A New Woman

nablopomo102November 12, 2010
Friday

Antonya Nelson’s description [in her short story “Falsetto”] of clutter as history and mystery washes over me like a wave of warm water. Her long sentences with strings of details probably went through dozens of drafts. She took the time. She lavished on her prose the care her characters deserve of the words that tell their story. I can do this, I told myself. I can do this.
                  
— Margaret DeAngelis, b. 1947
                        American fiction writer and essayist
                        from “Strata,” a post to Markings: Days of Her Life

I was supposed to be here at the Vermont Studio Center this time last year. I applied in 2008 and was awarded a spot for these same dates in 2009. And then came my stay at Hambidge in Georgia, and my acquiring of an interest in and financial obligation toward studio space at home. By the time Bread Loaf 2009 came around, I knew that I had neither the head nor the heart nor the purse to undertake a residency at VSC so soon. To top it off, I learned that Antonya Nelson would be a visiting writer during the same period in 2010. I approached the administration of VSC, and to my unending gratitude and appreciation, they allowed me to defer my award for a full year. In other words, they gave me exactly what I wanted.

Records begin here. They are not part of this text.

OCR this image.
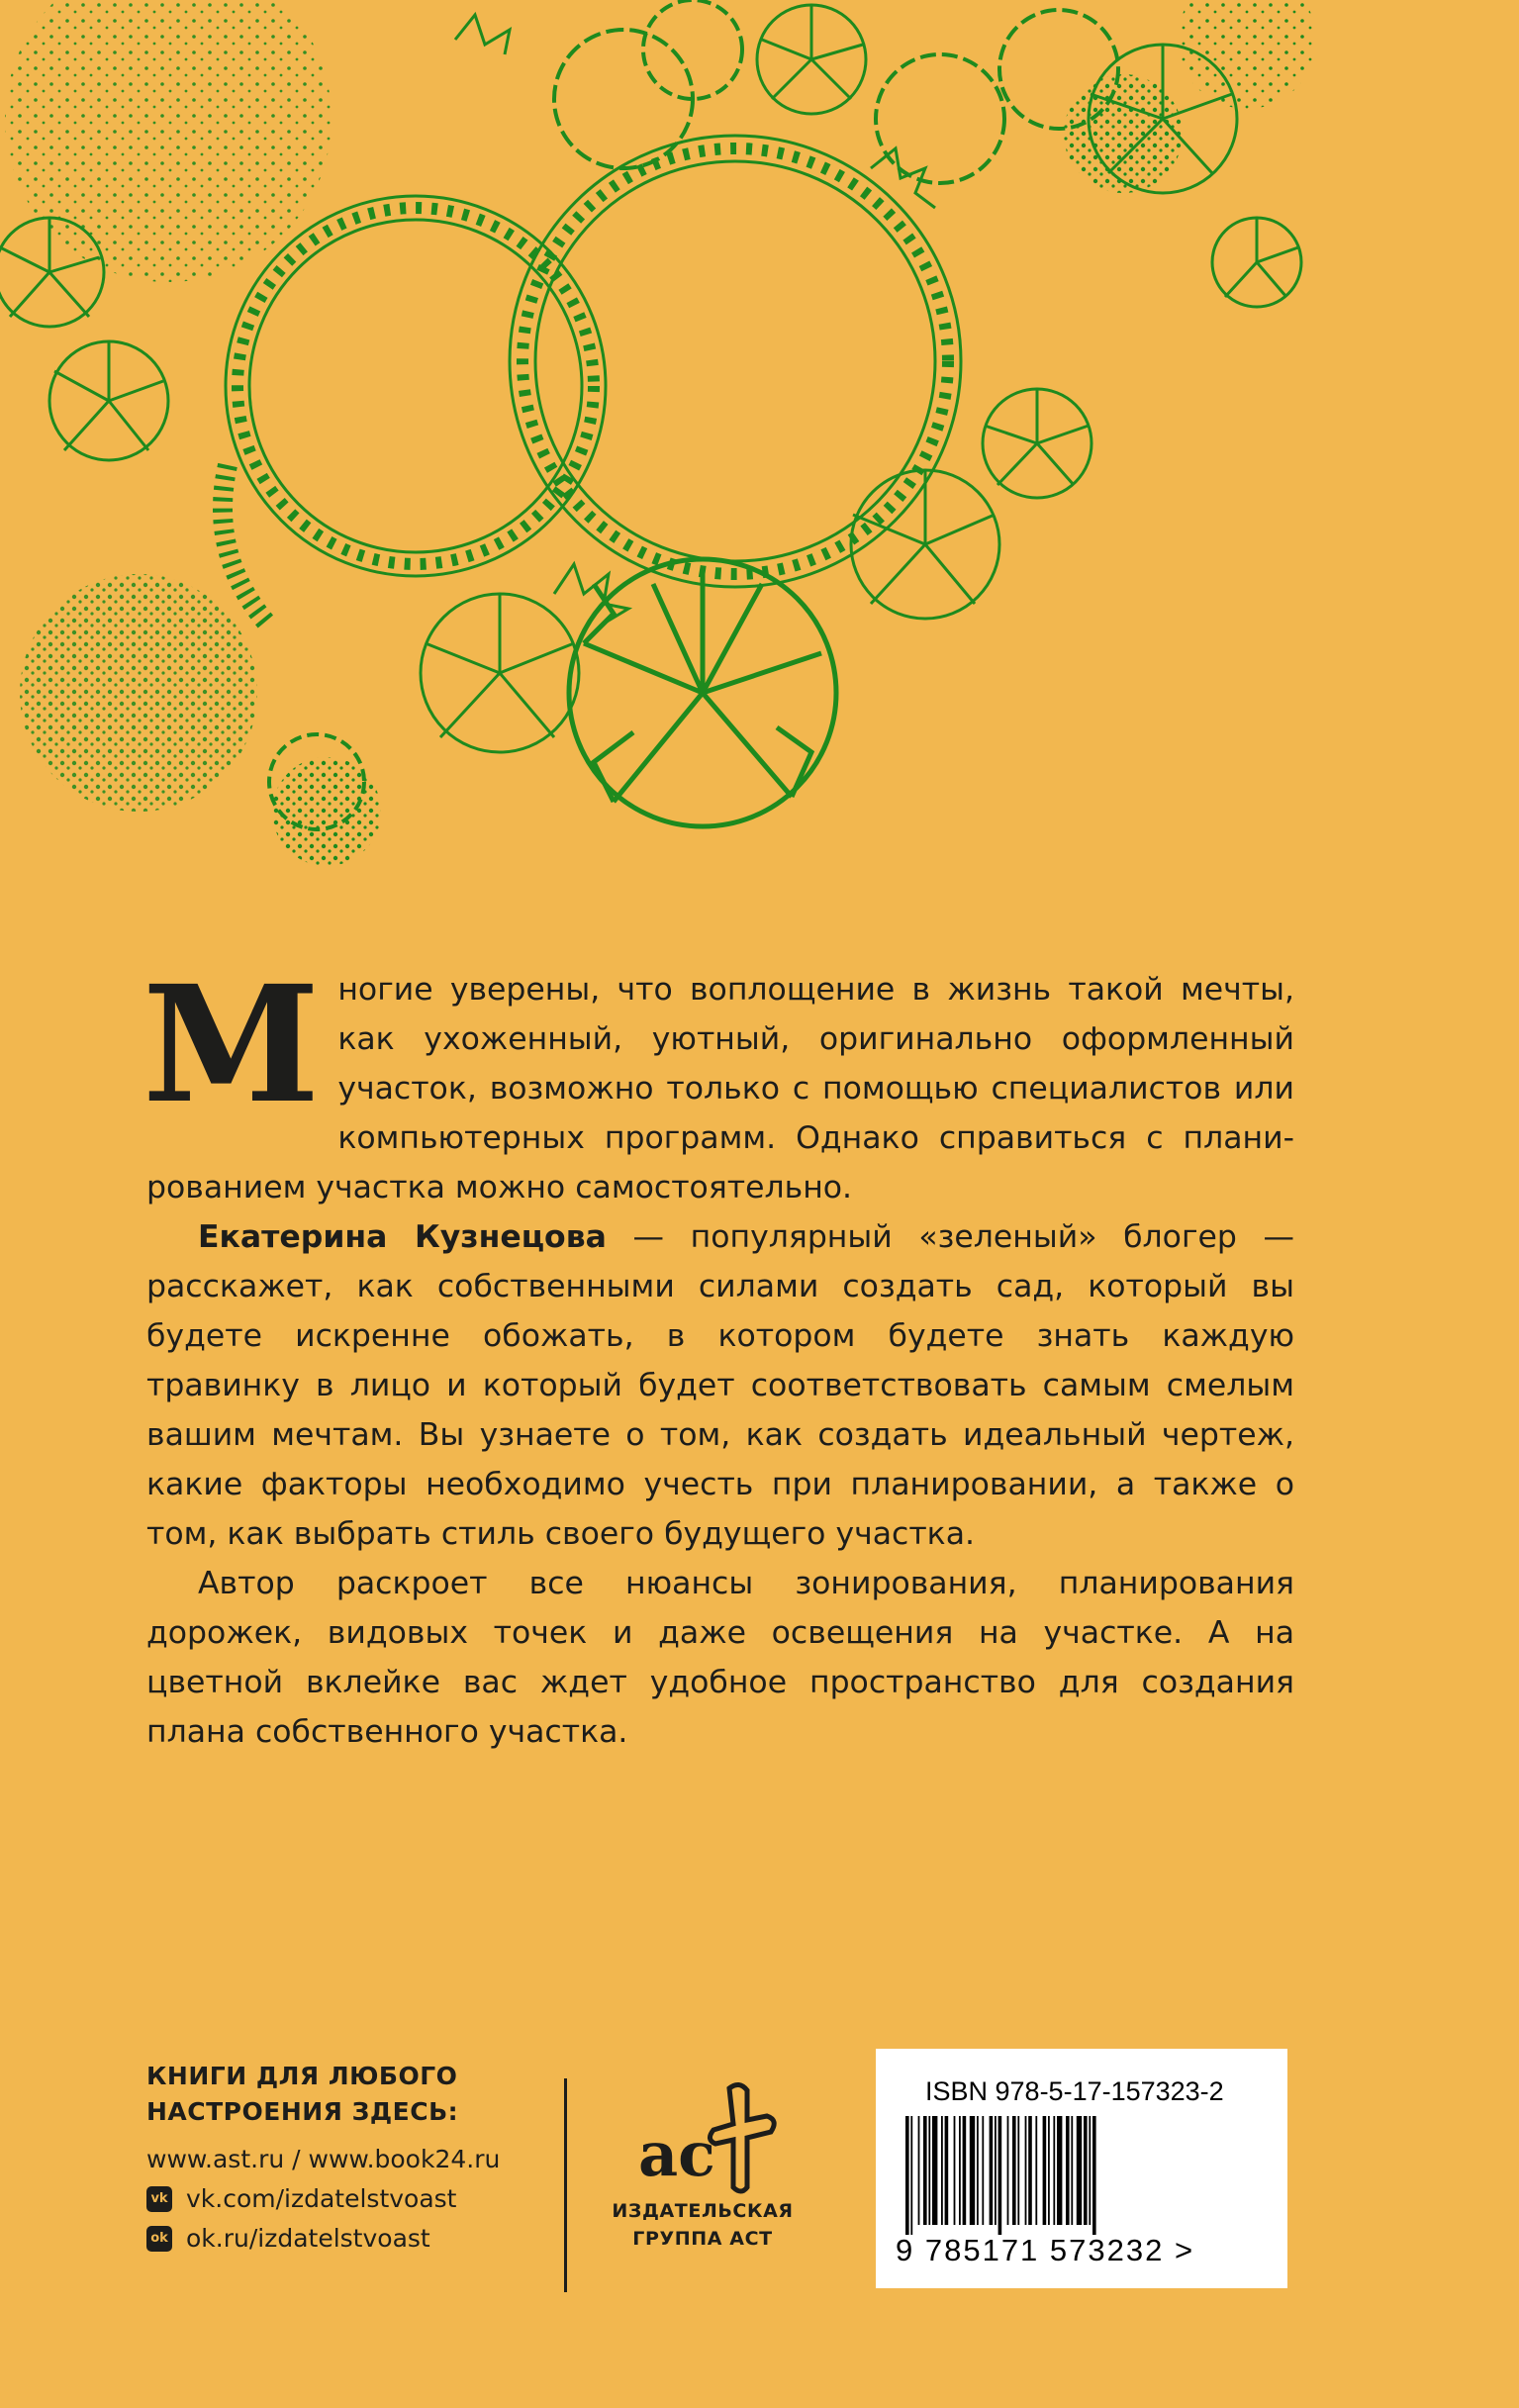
Многие уверены, что воплощение в жизнь такой мечты, как ухоженный, уютный, оригинально оформленный участок, возможно только с помощью специалистов или компьютерных программ. Однако справиться с планированием участка можно самостоятельно.

Екатерина Кузнецова — популярный «зеленый» блогер — расскажет, как собственными силами создать сад, который вы будете искренне обожать, в котором будете знать каждую травинку в лицо и который будет соответствовать самым смелым вашим мечтам. Вы узнаете о том, как создать идеальный чертеж, какие факторы необходимо учесть при планировании, а также о том, как выбрать стиль своего будущего участка.

Автор раскроет все нюансы зонирования, планирования дорожек, видовых точек и даже освещения на участке. А на цветной вклейке вас ждет удобное пространство для создания плана собственного участка.

КНИГИ ДЛЯ ЛЮБОГО
НАСТРОЕНИЯ ЗДЕСЬ:
www.ast.ru / www.book24.ru
vk vk.com/izdatelstvoast
ok ok.ru/izdatelstvoast
ac
ИЗДАТЕЛЬСКАЯ
ГРУППА АСТ
ISBN 978-5-17-157323-2
9 785171 573232 >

Antonya Nelson was born in 1961 in Wichita, Kansas. She appears to be one of those people who knew from birth she was a writer. Her education was a straight shot through grade school to her MFA in creative writing at the age of 25. She teaches, she lectures, she publishes. According to a profile published by the Rea Award, which she won in 2003, “The Washington Post Book World called her ‘a formidable writer. That is, she’s a woman of piercing intelligence, a first-rate stylist, an explorer of language who questions all its customary uses while fashioning evocative descriptions and incisive phrases.’”

I was first exposed to Antonya Nelson at Bread Loaf in 2006 or 2007. I can’t remember the title of the class, what the subject of it was supposed to be. I just remember sitting in the subterranean space known as “Barn A” (a room in the stone foundation of the big 19th century barn that is Bread Loaf’s classroom building) while she talked about developing a story from a brief newspaper item that had caught her attention. In the fall of 2007, just before I went to my first residency, at Jentel in Wyoming, I read “Falsetto,” published in the fall issue of Glimmer Train. It’s the story that made me fall in love with her work, that made me choose her as a workshop leader for Bread Loaf 2008.

The workshop she led will always be among the top echelon of my experiences at Bread Loaf. It was the most intensely craft-based one I had ever been part of. The story that she read and commented on and led others through a useful discussion of was “Bad Girls,” and when I finally addressed revisions to it this week, I had the marked-up copy in her handwriting to guide me.

She arrived this morning, after a missed connection in Newark and a night in the Ramada there. So she gave her craft class this afternoon instead of this morning. The visiting writers give their classes in the Mason conference room, at the same table where I have been sitting each morning for my C&C. When I arrived, she was sitting at the head of the table, and I could see over her left shoulder the copy of her novel Nobody’s Girl that I had finally found in the hodgepodge of books and reshelved in its proper slot with the Ns just yesterday.

She looked at me, smiled, said hello, and remarked that my hair looks different.

Antonya Nelson remembered me, a wannabe writer she knew for an aggregate of ten hours in workshop two years ago. I thought maybe I could leave right then, because nothing more awesome was likely to happen.

And yet something did. Toni (she wants to be called “Toni”) chose to outline her process for revision in this class. Revision. The very thing I have been working on. The very thing I most need to learn to do. It was a practical, useful, utterly worthwhile session with a gracious, intelligent, sensitive writer who is also a consummate teacher.

When it comes to Antonya Nelson, I am an unabashed fan. I worship her, I’ve said, calling her Mighty Antonya Nelson the way Emily Dickinson referred to “gigantic Emily Bronte.” I have named a character after her — Tonya, a real estate novelist who becomes the first love of Andrew but who must end their relationship for his own good.

At VSC we are permitted to send ten pages of work for the visiting writer to have a look at and discuss. Ten pages isn’t much, and I’ve sent work which is in a very early stage. What I’ve learned about revision this week, from my own efforts and from Toni Nelson’s class this afternoon, coupled with a private critique session with her on Monday, should go far to help me make something of the two brief stories we’ll talk about.

Earlier this week I read “DWI,” from her most recent story collection, Nothing Right. In it, a woman seeks respite from a psychological blow. It is not emotional trauma that sent me from my home three weeks ago, but a desire to learn and grow as a writer. Yet I see myself in Sadie:

She’ll leave for a month . . . with a conviction that she will be better on arrival home. She’ll turn off the lights and lock doors knowing she will switch them on and unlock them a new woman, a woman who has come from there to here, cured.

I’m a new woman already, a new writer, cured of my fear of revision. And I have a whole week left to keep on.